Gerard annuì. «Le persone le manifestano in vari modi, in genere secondo a come se lo immaginano mentalmente, sai?»

«Ma io non immagino--»

«Lo so.» Gerard aveva cominciato ad avvicinarsi sempre di più, entrambi i gomiti piantati nel letto. «Gli stigmatici sono senza alcun dubbio persone profondamente devote, Frank. Esse amano davvero Gesù, sentono dolore reale sapendo cosa Egli ha sopportato, e questo dolore si manifesta anche fisicamente nella loro stessa carne - gli atei non possono avere stigamte. Semplicemente, non possono.»

«Quindi non puoi aiutarmi» disse Frank debolmente, chiudendo gli occhi. Li riaprì solo quando sentì la mano di Gerard coprire la sua, portando con sé quel dolce sollievo. 

«C'è una prima volta a tutto, giusto?» Gerard gli regalò un piccolo sorriso.

Frank, nonostante tutto, gli sorrise a sua volta. 

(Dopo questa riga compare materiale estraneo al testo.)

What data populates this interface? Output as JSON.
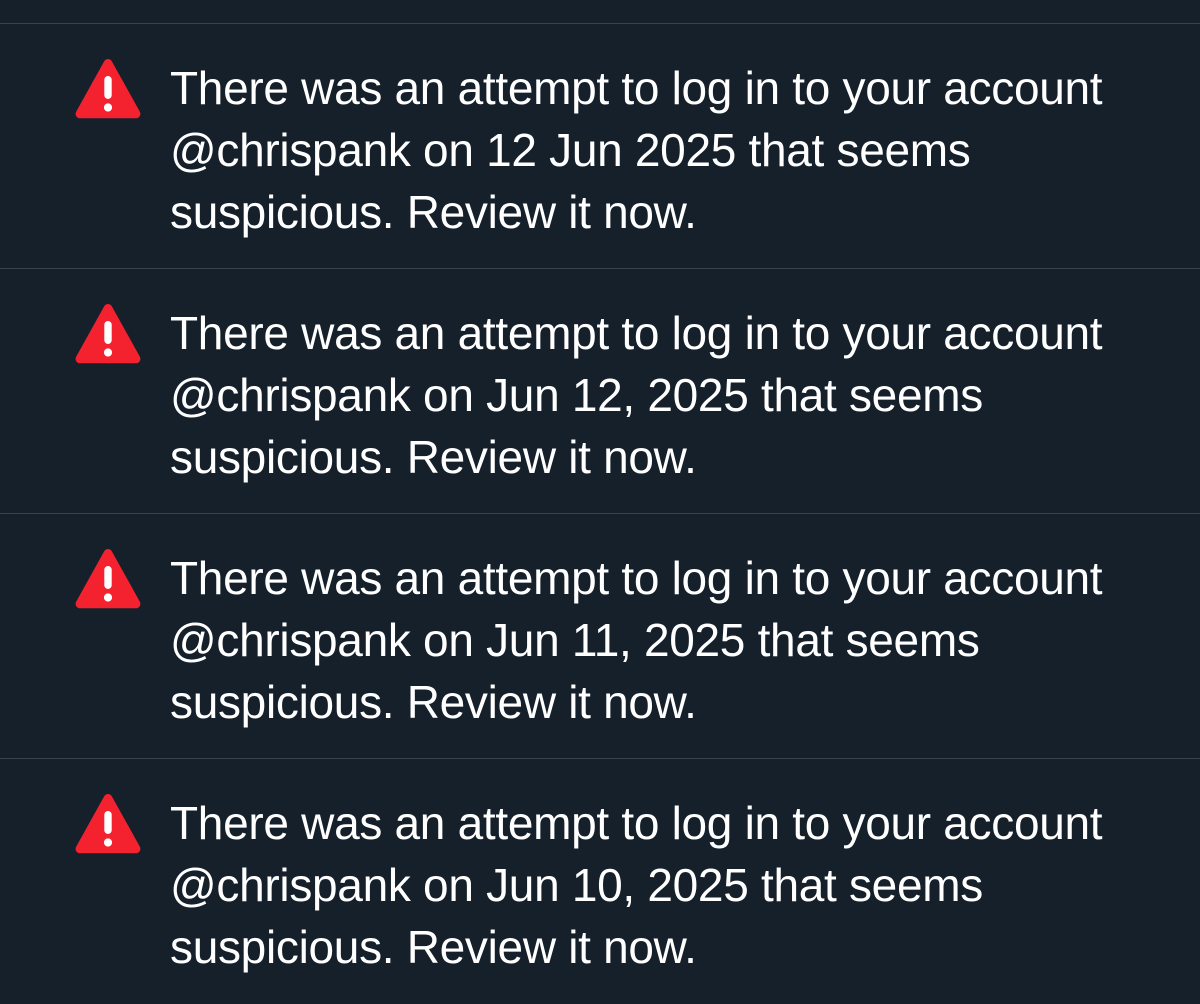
{
  "notifications": [
    {
      "icon": "warning-icon",
      "lines": [
        "There was an attempt to log in to your account",
        "@chrispank on 12 Jun 2025 that seems",
        "suspicious. Review it now."
      ]
    },
    {
      "icon": "warning-icon",
      "lines": [
        "There was an attempt to log in to your account",
        "@chrispank on Jun 12, 2025 that seems",
        "suspicious. Review it now."
      ]
    },
    {
      "icon": "warning-icon",
      "lines": [
        "There was an attempt to log in to your account",
        "@chrispank on Jun 11, 2025 that seems",
        "suspicious. Review it now."
      ]
    },
    {
      "icon": "warning-icon",
      "lines": [
        "There was an attempt to log in to your account",
        "@chrispank on Jun 10, 2025 that seems",
        "suspicious. Review it now."
      ]
    }
  ],
  "colors": {
    "background": "#15202b",
    "divider": "#38444d",
    "text": "#ffffff",
    "warning": "#f4212e"
  }
}
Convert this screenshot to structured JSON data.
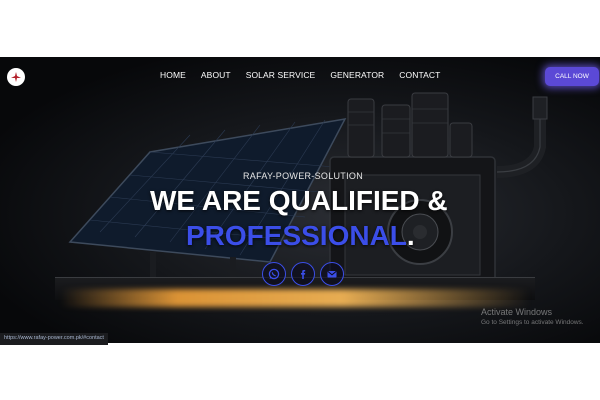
{
  "nav": {
    "links": [
      "HOME",
      "ABOUT",
      "SOLAR SERVICE",
      "GENERATOR",
      "CONTACT"
    ],
    "cta": "CALL NOW"
  },
  "hero": {
    "subtitle": "RAFAY-POWER-SOLUTION",
    "title_line1": "WE ARE QUALIFIED &",
    "title_line2": "PROFESSIONAL",
    "title_line2_end": "."
  },
  "socials": [
    "whatsapp-icon",
    "facebook-icon",
    "mail-icon"
  ],
  "status_bar": {
    "url": "https://www.rafay-power.com.pk/#contact"
  },
  "os_watermark": {
    "line1": "Activate Windows",
    "line2": "Go to Settings to activate Windows."
  },
  "colors": {
    "accent": "#3b4ee8",
    "cta_bg": "#5b49d6",
    "background": "#0d0e10"
  }
}
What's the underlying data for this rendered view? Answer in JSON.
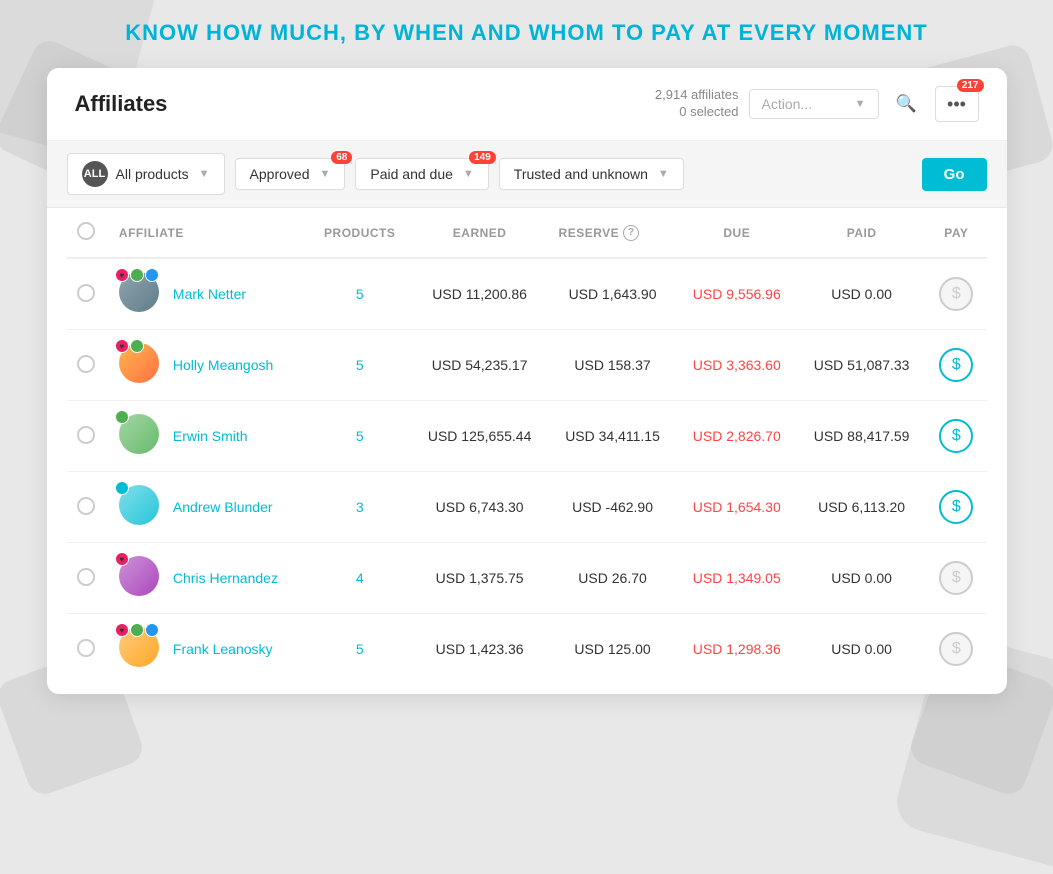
{
  "page": {
    "heading": "KNOW HOW MUCH, BY WHEN AND WHOM TO PAY AT EVERY MOMENT"
  },
  "header": {
    "title": "Affiliates",
    "affiliates_count": "2,914 affiliates",
    "selected_count": "0 selected",
    "action_placeholder": "Action...",
    "search_label": "Search",
    "more_label": "...",
    "more_badge": "217"
  },
  "filters": {
    "all_label": "ALL",
    "product_label": "All products",
    "approved_label": "Approved",
    "approved_badge": "68",
    "paid_due_label": "Paid and due",
    "paid_due_badge": "149",
    "trusted_label": "Trusted and unknown",
    "go_label": "Go"
  },
  "table": {
    "headers": [
      "",
      "AFFILIATE",
      "PRODUCTS",
      "EARNED",
      "RESERVE",
      "DUE",
      "PAID",
      "PAY"
    ],
    "reserve_help": "?",
    "rows": [
      {
        "id": 1,
        "name": "Mark Netter",
        "products": "5",
        "earned": "USD 11,200.86",
        "reserve": "USD 1,643.90",
        "due": "USD 9,556.96",
        "paid": "USD 0.00",
        "pay_active": false,
        "avatar_class": "av1",
        "badges": [
          "heart",
          "green",
          "blue"
        ]
      },
      {
        "id": 2,
        "name": "Holly Meangosh",
        "products": "5",
        "earned": "USD 54,235.17",
        "reserve": "USD 158.37",
        "due": "USD 3,363.60",
        "paid": "USD 51,087.33",
        "pay_active": true,
        "avatar_class": "av2",
        "badges": [
          "heart",
          "green"
        ]
      },
      {
        "id": 3,
        "name": "Erwin Smith",
        "products": "5",
        "earned": "USD 125,655.44",
        "reserve": "USD 34,411.15",
        "due": "USD 2,826.70",
        "paid": "USD 88,417.59",
        "pay_active": true,
        "avatar_class": "av3",
        "badges": [
          "green"
        ]
      },
      {
        "id": 4,
        "name": "Andrew Blunder",
        "products": "3",
        "earned": "USD 6,743.30",
        "reserve": "USD -462.90",
        "due": "USD 1,654.30",
        "paid": "USD 6,113.20",
        "pay_active": true,
        "avatar_class": "av4",
        "badges": [
          "teal"
        ]
      },
      {
        "id": 5,
        "name": "Chris Hernandez",
        "products": "4",
        "earned": "USD 1,375.75",
        "reserve": "USD 26.70",
        "due": "USD 1,349.05",
        "paid": "USD 0.00",
        "pay_active": false,
        "avatar_class": "av5",
        "badges": [
          "heart"
        ]
      },
      {
        "id": 6,
        "name": "Frank Leanosky",
        "products": "5",
        "earned": "USD 1,423.36",
        "reserve": "USD 125.00",
        "due": "USD 1,298.36",
        "paid": "USD 0.00",
        "pay_active": false,
        "avatar_class": "av6",
        "badges": [
          "heart",
          "green",
          "blue"
        ]
      }
    ]
  }
}
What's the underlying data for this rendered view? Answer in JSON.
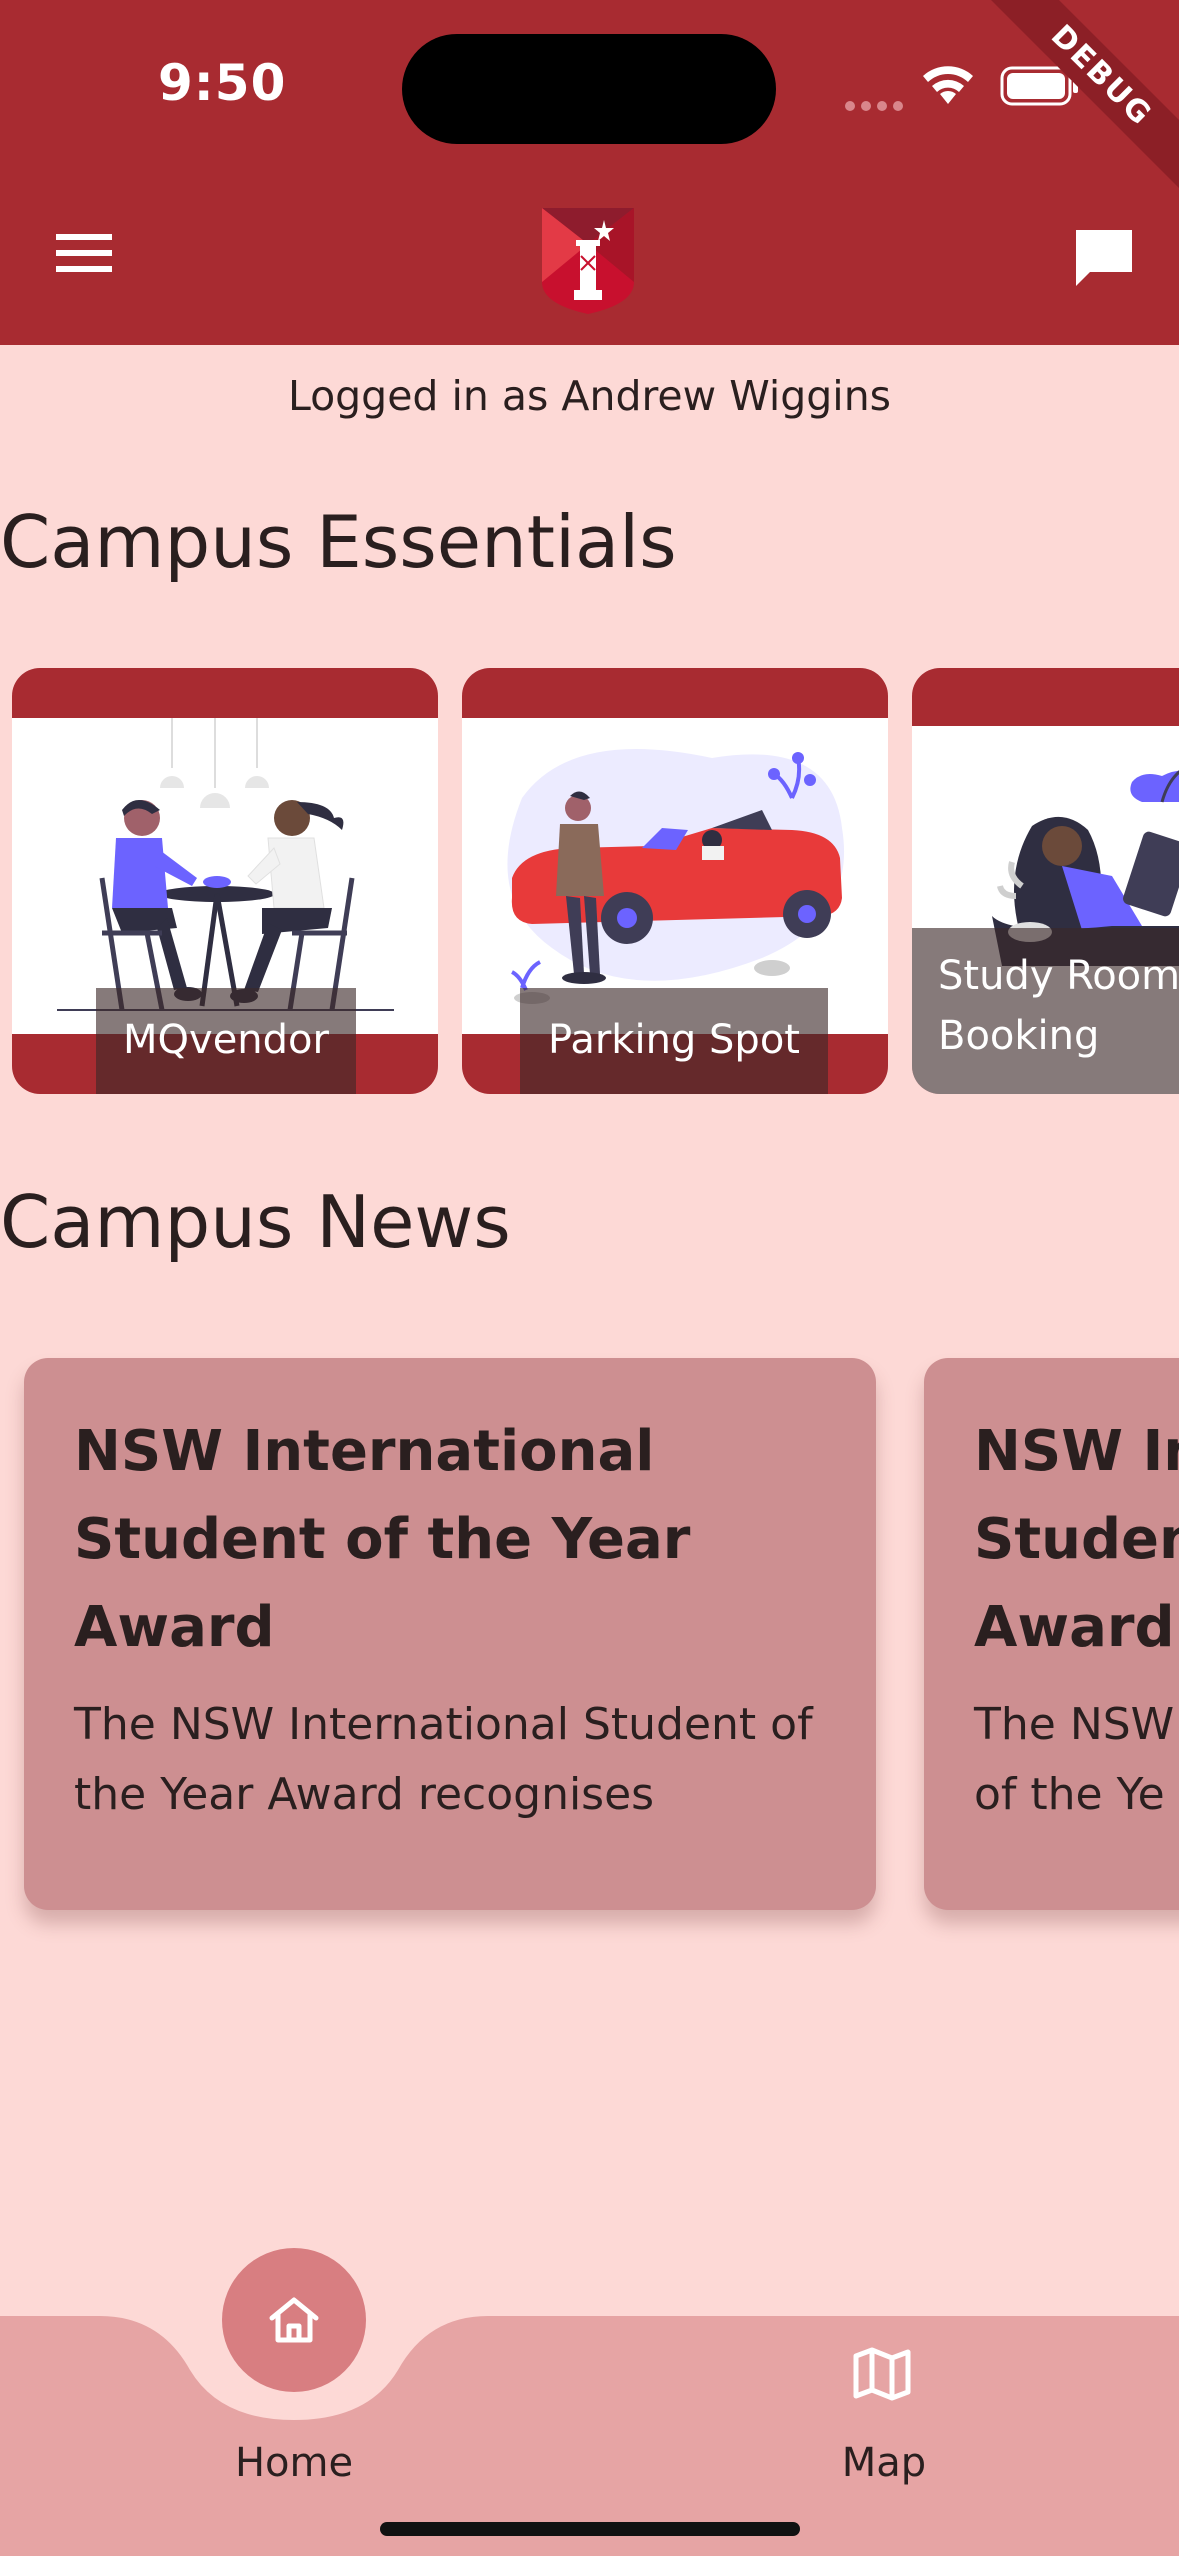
{
  "status_bar": {
    "time": "9:50",
    "debug_label": "DEBUG"
  },
  "header": {
    "menu_icon": "hamburger-menu-icon",
    "logo_icon": "university-crest-icon",
    "chat_icon": "chat-bubble-icon"
  },
  "logged_in_text": "Logged in as Andrew Wiggins",
  "essentials": {
    "title": "Campus Essentials",
    "cards": [
      {
        "label": "MQvendor",
        "icon": "dining-illustration"
      },
      {
        "label": "Parking Spot",
        "icon": "car-parking-illustration"
      },
      {
        "label_line1": "Study Room",
        "label_line2": "Booking",
        "icon": "study-illustration"
      }
    ]
  },
  "news": {
    "title": "Campus News",
    "items": [
      {
        "title": "NSW International Student of the Year Award",
        "body": "The NSW International Student of the Year Award recognises"
      },
      {
        "title_lines": [
          "NSW In",
          "Studen",
          "Award"
        ],
        "body_lines": [
          "The NSW",
          "of the Ye"
        ]
      }
    ]
  },
  "bottom_nav": {
    "items": [
      {
        "label": "Home",
        "icon": "home-icon",
        "active": true
      },
      {
        "label": "Map",
        "icon": "map-icon",
        "active": false
      }
    ]
  },
  "colors": {
    "primary": "#A82B31",
    "background": "#FDD9D6",
    "news_card": "#CD8F91",
    "nav_bar": "#E6A4A4",
    "nav_active_bubble": "#D87E81"
  }
}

«D'accordo» Gerard tirò fuori una specie di piccolo registratore, piazzandolo sopra le coperte che coprivano le gambe di Frank. «Voglio che tu mi racconti esattamente ciò che è successo. Non tralasciare nulla. Non credo che tu sia pazzo né che tu abbia istinti suicidi, okay?»

«Okay»

«Solo, dammi tutto ciò che riesci a ricordare» Gerard gli strinse un gomito per incoraggiarlo, e quel semplice gesto era l'antidolorifico migliore del mondo, Frank ne era certo. «Prenditi tutto il tempo che vuoi»

E Frank gli raccontò tutto, cominciando dagli strani dolori nei polsi, passando poi per lo spettro con la frusta e la miracolosa guarigione alla Wolverine, fino al bizzarro mezzo-scalpo nel vicolo del pub, e infine gli raccontò dell'esperienza nel suo bagno, quella mattina. 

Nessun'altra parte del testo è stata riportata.